For the graphic above I used the following matrices.

\[ A1= \begin{pmatrix} 0.0 & 0.4 & -0.5 \\ -0.4 & -0.8 & -0.5 \\ -0.1 & -0.5 & 0.2 \\ \end{pmatrix} \mkern18mu , \mkern36mu B1= \begin{pmatrix} -0.1 & -0.8 & -0.1 \\ 0.3 & 0.2 & -0.9 \\ 0.1 & -0.3 & -0.5 \\ \end{pmatrix} \] \[ A2= \begin{pmatrix} 1 & 0 & 0 \\ 0 & 0 & 1 \\ 0 & 1 & 0 \\ \end{pmatrix} \mkern18mu , \mkern36mu B2= \begin{pmatrix} 0 & 1 & 0 \\ 1 & 0 & 0 \\ 0 & 0 & 1 \\ \end{pmatrix} \]

And the following R-code.

tr <- function(X) sum(diag(X))

# random matrix type 1
rmat_1 <- function(n=3, p=3, min=-1, max=1){
  matrix(runif(n*p, min, max), ncol=p)
}

# random matrix type 2, sparse
rmat_2 <- function(p=3) {
  diag(p)[, sample(1:p, p)]
}

# generate random rotation matrix Q. Based on Q find 
# optimal scaling factor c and calculate loss function value
#
one_sample <- function(n=2, p=2)
{
  Q <- mixAK::rRotationMatrix(n=1, dim=p) %*%         # random rotation matrix
    diag(sample(c(-1,1), p, rep=T))                   # additionally 
  s <- tr( t(Q) %*% t(A1) %*% B1 ) / norm(A1, "F")^2  # scaling factor c
  rss <- norm(s*A1 %*% Q - B1, "F")^2 + 
         norm(A2 %*% Q - B2, "F")^2 
  c(s=s, rss=rss)
}

# find c and rss or many random rotation matrices
#
set.seed(10)  # nice case for 3 x 3
n <- 3
p <- 3
A1 <- round(rmat_1(n, p), 1)
B1 <- round(rmat_1(n, p), 1)
A2 <- rmat_2(p)
B2 <- rmat_2(p)

x <- rdply(40000, one_sample(3,3)) 
plot(x$s, x$rss, pch=16, cex=.4, xlab="c", ylab="L(Q)", col="#00000010")
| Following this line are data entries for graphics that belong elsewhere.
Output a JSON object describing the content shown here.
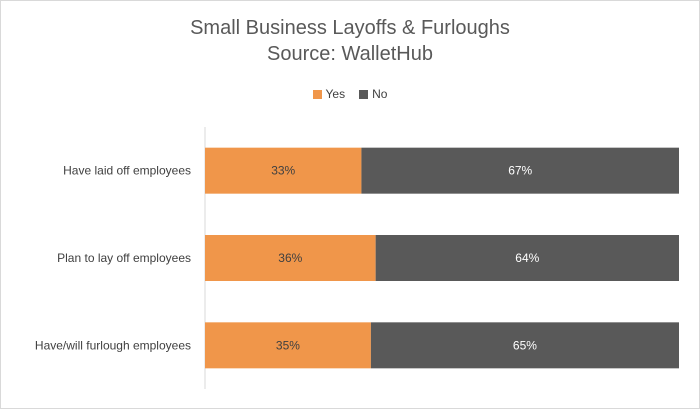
{
  "chart_data": {
    "type": "bar",
    "orientation": "horizontal",
    "stacked": true,
    "title": "Small Business Layoffs & Furloughs",
    "subtitle": "Source: WalletHub",
    "categories": [
      "Have laid off employees",
      "Plan to lay off employees",
      "Have/will furlough employees"
    ],
    "series": [
      {
        "name": "Yes",
        "values": [
          33,
          36,
          35
        ],
        "labels": [
          "33%",
          "36%",
          "35%"
        ],
        "color": "#F0964A"
      },
      {
        "name": "No",
        "values": [
          67,
          64,
          65
        ],
        "labels": [
          "67%",
          "64%",
          "65%"
        ],
        "color": "#595959"
      }
    ],
    "xlim": [
      0,
      100
    ],
    "legend": "top",
    "grid": false
  }
}
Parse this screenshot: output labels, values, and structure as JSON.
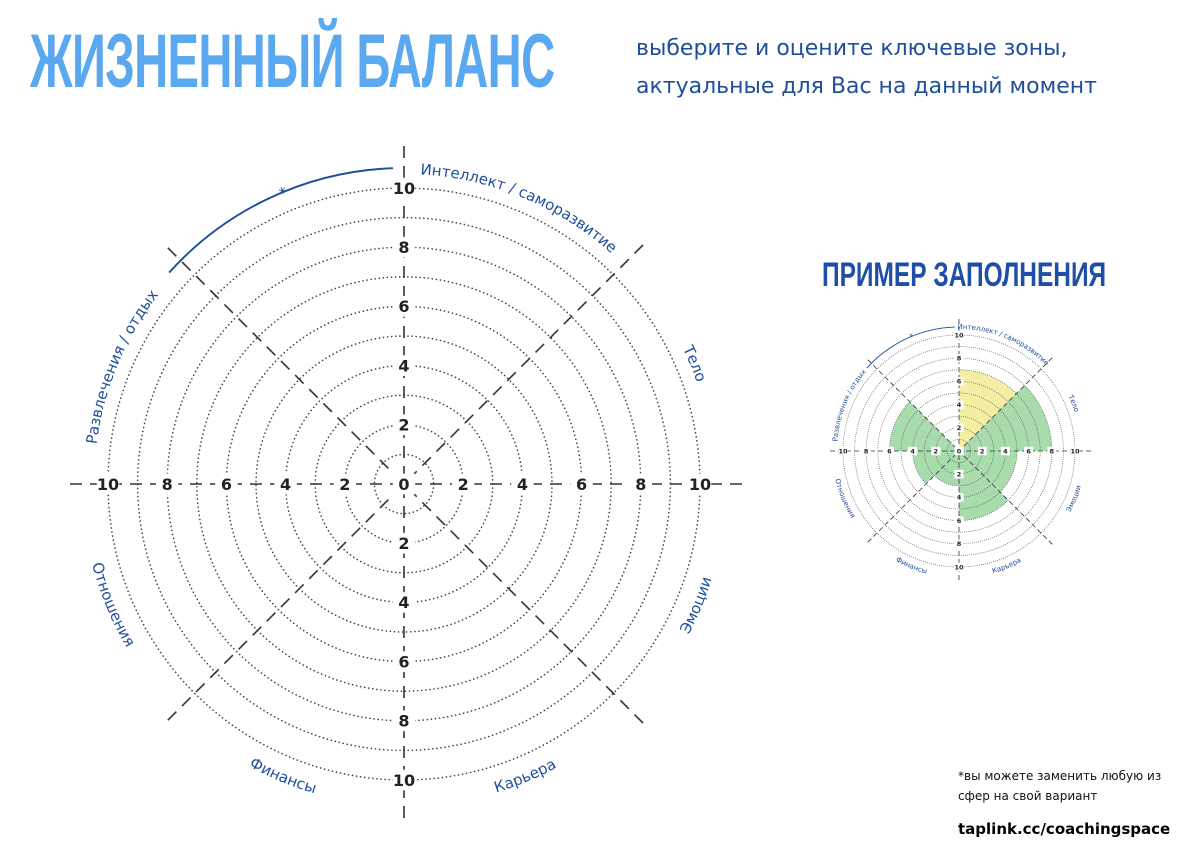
{
  "header": {
    "title": "ЖИЗНЕННЫЙ БАЛАНС",
    "subtitle_line1": "выберите и оцените ключевые зоны,",
    "subtitle_line2": "актуальные для Вас на данный момент"
  },
  "wheel": {
    "sectors": [
      "Интеллект / саморазвитие",
      "Тело",
      "Эмоции",
      "Карьера",
      "Финансы",
      "Отношения",
      "Развлечения / отдых",
      "*"
    ],
    "tick_labels": [
      "0",
      "2",
      "4",
      "6",
      "8",
      "10"
    ]
  },
  "example": {
    "title": "ПРИМЕР ЗАПОЛНЕНИЯ",
    "sectors": [
      "Интеллект / саморазвитие",
      "Тело",
      "Эмоции",
      "Карьера",
      "Финансы",
      "Отношения",
      "Развлечения / отдых",
      "*"
    ]
  },
  "footer": {
    "note_line1": "*вы можете заменить любую из",
    "note_line2": "сфер на свой вариант",
    "link": "taplink.cc/coachingspace"
  },
  "colors": {
    "title": "#5aa8f0",
    "text": "#1f4e9c",
    "fill_yellow": "#f3ec9a",
    "fill_green": "#9fd8a4"
  }
}
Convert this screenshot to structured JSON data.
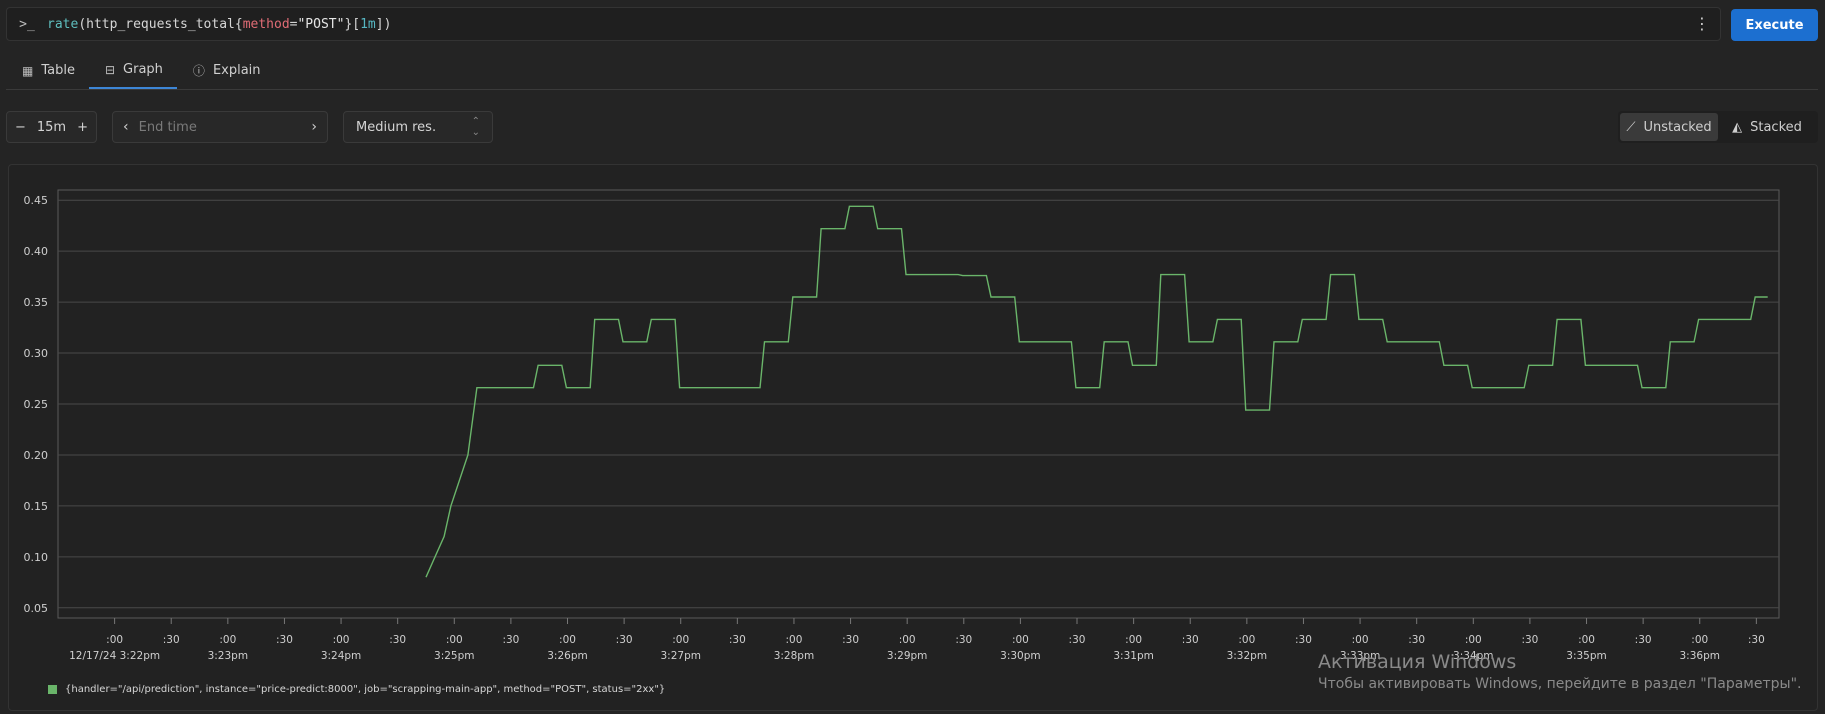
{
  "query": {
    "prompt_icon": "terminal-prompt-icon",
    "fn": "rate",
    "open1": "(",
    "metric": "http_requests_total",
    "brace_open": "{",
    "label_name": "method",
    "eq": "=",
    "label_value": "\"POST\"",
    "brace_close": "}",
    "bracket_open": "[",
    "duration": "1m",
    "bracket_close": "])",
    "menu_icon": "kebab-menu-icon"
  },
  "execute_label": "Execute",
  "tabs": [
    {
      "label": "Table",
      "icon": "table-icon"
    },
    {
      "label": "Graph",
      "icon": "graph-icon",
      "active": true
    },
    {
      "label": "Explain",
      "icon": "info-icon"
    }
  ],
  "range": {
    "minus": "−",
    "value": "15m",
    "plus": "+"
  },
  "endtime": {
    "placeholder": "End time",
    "prev": "‹",
    "next": "›"
  },
  "resolution": {
    "value": "Medium res."
  },
  "stack_modes": [
    {
      "label": "Unstacked",
      "icon": "unstacked-chart-icon",
      "active": true
    },
    {
      "label": "Stacked",
      "icon": "stacked-chart-icon",
      "active": false
    }
  ],
  "chart_data": {
    "type": "line",
    "ylim": [
      0.04,
      0.46
    ],
    "y_ticks": [
      0.05,
      0.1,
      0.15,
      0.2,
      0.25,
      0.3,
      0.35,
      0.4,
      0.45
    ],
    "y_tick_labels": [
      "0.05",
      "0.10",
      "0.15",
      "0.20",
      "0.25",
      "0.30",
      "0.35",
      "0.40",
      "0.45"
    ],
    "x_range_minutes": [
      -0.5,
      14.7
    ],
    "x_ticks": [
      {
        "m": 0.0,
        "top": ":00",
        "bottom": "12/17/24 3:22pm"
      },
      {
        "m": 0.5,
        "top": ":30",
        "bottom": ""
      },
      {
        "m": 1.0,
        "top": ":00",
        "bottom": "3:23pm"
      },
      {
        "m": 1.5,
        "top": ":30",
        "bottom": ""
      },
      {
        "m": 2.0,
        "top": ":00",
        "bottom": "3:24pm"
      },
      {
        "m": 2.5,
        "top": ":30",
        "bottom": ""
      },
      {
        "m": 3.0,
        "top": ":00",
        "bottom": "3:25pm"
      },
      {
        "m": 3.5,
        "top": ":30",
        "bottom": ""
      },
      {
        "m": 4.0,
        "top": ":00",
        "bottom": "3:26pm"
      },
      {
        "m": 4.5,
        "top": ":30",
        "bottom": ""
      },
      {
        "m": 5.0,
        "top": ":00",
        "bottom": "3:27pm"
      },
      {
        "m": 5.5,
        "top": ":30",
        "bottom": ""
      },
      {
        "m": 6.0,
        "top": ":00",
        "bottom": "3:28pm"
      },
      {
        "m": 6.5,
        "top": ":30",
        "bottom": ""
      },
      {
        "m": 7.0,
        "top": ":00",
        "bottom": "3:29pm"
      },
      {
        "m": 7.5,
        "top": ":30",
        "bottom": ""
      },
      {
        "m": 8.0,
        "top": ":00",
        "bottom": "3:30pm"
      },
      {
        "m": 8.5,
        "top": ":30",
        "bottom": ""
      },
      {
        "m": 9.0,
        "top": ":00",
        "bottom": "3:31pm"
      },
      {
        "m": 9.5,
        "top": ":30",
        "bottom": ""
      },
      {
        "m": 10.0,
        "top": ":00",
        "bottom": "3:32pm"
      },
      {
        "m": 10.5,
        "top": ":30",
        "bottom": ""
      },
      {
        "m": 11.0,
        "top": ":00",
        "bottom": "3:33pm"
      },
      {
        "m": 11.5,
        "top": ":30",
        "bottom": ""
      },
      {
        "m": 12.0,
        "top": ":00",
        "bottom": "3:34pm"
      },
      {
        "m": 12.5,
        "top": ":30",
        "bottom": ""
      },
      {
        "m": 13.0,
        "top": ":00",
        "bottom": "3:35pm"
      },
      {
        "m": 13.5,
        "top": ":30",
        "bottom": ""
      },
      {
        "m": 14.0,
        "top": ":00",
        "bottom": "3:36pm"
      },
      {
        "m": 14.5,
        "top": ":30",
        "bottom": ""
      }
    ],
    "series": [
      {
        "name": "{handler=\"/api/prediction\", instance=\"price-predict:8000\", job=\"scrapping-main-app\", method=\"POST\", status=\"2xx\"}",
        "color": "#6ab56a",
        "points": [
          [
            2.75,
            0.08
          ],
          [
            2.83,
            0.1
          ],
          [
            2.91,
            0.12
          ],
          [
            2.97,
            0.15
          ],
          [
            3.12,
            0.2
          ],
          [
            3.2,
            0.266
          ],
          [
            3.7,
            0.266
          ],
          [
            3.74,
            0.288
          ],
          [
            3.95,
            0.288
          ],
          [
            3.99,
            0.266
          ],
          [
            4.2,
            0.266
          ],
          [
            4.24,
            0.333
          ],
          [
            4.45,
            0.333
          ],
          [
            4.49,
            0.311
          ],
          [
            4.7,
            0.311
          ],
          [
            4.74,
            0.333
          ],
          [
            4.95,
            0.333
          ],
          [
            4.99,
            0.266
          ],
          [
            5.7,
            0.266
          ],
          [
            5.74,
            0.311
          ],
          [
            5.95,
            0.311
          ],
          [
            5.99,
            0.355
          ],
          [
            6.2,
            0.355
          ],
          [
            6.24,
            0.422
          ],
          [
            6.45,
            0.422
          ],
          [
            6.49,
            0.444
          ],
          [
            6.7,
            0.444
          ],
          [
            6.74,
            0.422
          ],
          [
            6.95,
            0.422
          ],
          [
            6.99,
            0.377
          ],
          [
            7.45,
            0.377
          ],
          [
            7.49,
            0.376
          ],
          [
            7.7,
            0.376
          ],
          [
            7.74,
            0.355
          ],
          [
            7.95,
            0.355
          ],
          [
            7.99,
            0.311
          ],
          [
            8.45,
            0.311
          ],
          [
            8.49,
            0.266
          ],
          [
            8.7,
            0.266
          ],
          [
            8.74,
            0.311
          ],
          [
            8.95,
            0.311
          ],
          [
            8.99,
            0.288
          ],
          [
            9.2,
            0.288
          ],
          [
            9.24,
            0.377
          ],
          [
            9.45,
            0.377
          ],
          [
            9.49,
            0.311
          ],
          [
            9.7,
            0.311
          ],
          [
            9.74,
            0.333
          ],
          [
            9.95,
            0.333
          ],
          [
            9.99,
            0.244
          ],
          [
            10.2,
            0.244
          ],
          [
            10.24,
            0.311
          ],
          [
            10.45,
            0.311
          ],
          [
            10.49,
            0.333
          ],
          [
            10.7,
            0.333
          ],
          [
            10.74,
            0.377
          ],
          [
            10.95,
            0.377
          ],
          [
            10.99,
            0.333
          ],
          [
            11.2,
            0.333
          ],
          [
            11.24,
            0.311
          ],
          [
            11.7,
            0.311
          ],
          [
            11.74,
            0.288
          ],
          [
            11.95,
            0.288
          ],
          [
            11.99,
            0.266
          ],
          [
            12.45,
            0.266
          ],
          [
            12.49,
            0.288
          ],
          [
            12.7,
            0.288
          ],
          [
            12.74,
            0.333
          ],
          [
            12.95,
            0.333
          ],
          [
            12.99,
            0.288
          ],
          [
            13.45,
            0.288
          ],
          [
            13.49,
            0.266
          ],
          [
            13.7,
            0.266
          ],
          [
            13.74,
            0.311
          ],
          [
            13.95,
            0.311
          ],
          [
            13.99,
            0.333
          ],
          [
            14.45,
            0.333
          ],
          [
            14.49,
            0.355
          ],
          [
            14.6,
            0.355
          ]
        ]
      }
    ],
    "legend": "bottom-left",
    "grid": true
  },
  "watermark": {
    "title": "Активация Windows",
    "subtitle": "Чтобы активировать Windows, перейдите в раздел \"Параметры\"."
  }
}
Below you find some more graphics with different matrices as inputs.

Here, we do not have a one-to-one relation between the scaling parameter and the loss function any more. I do not quite know what to make of this yet. But for now I am happy that it has aesthetic value.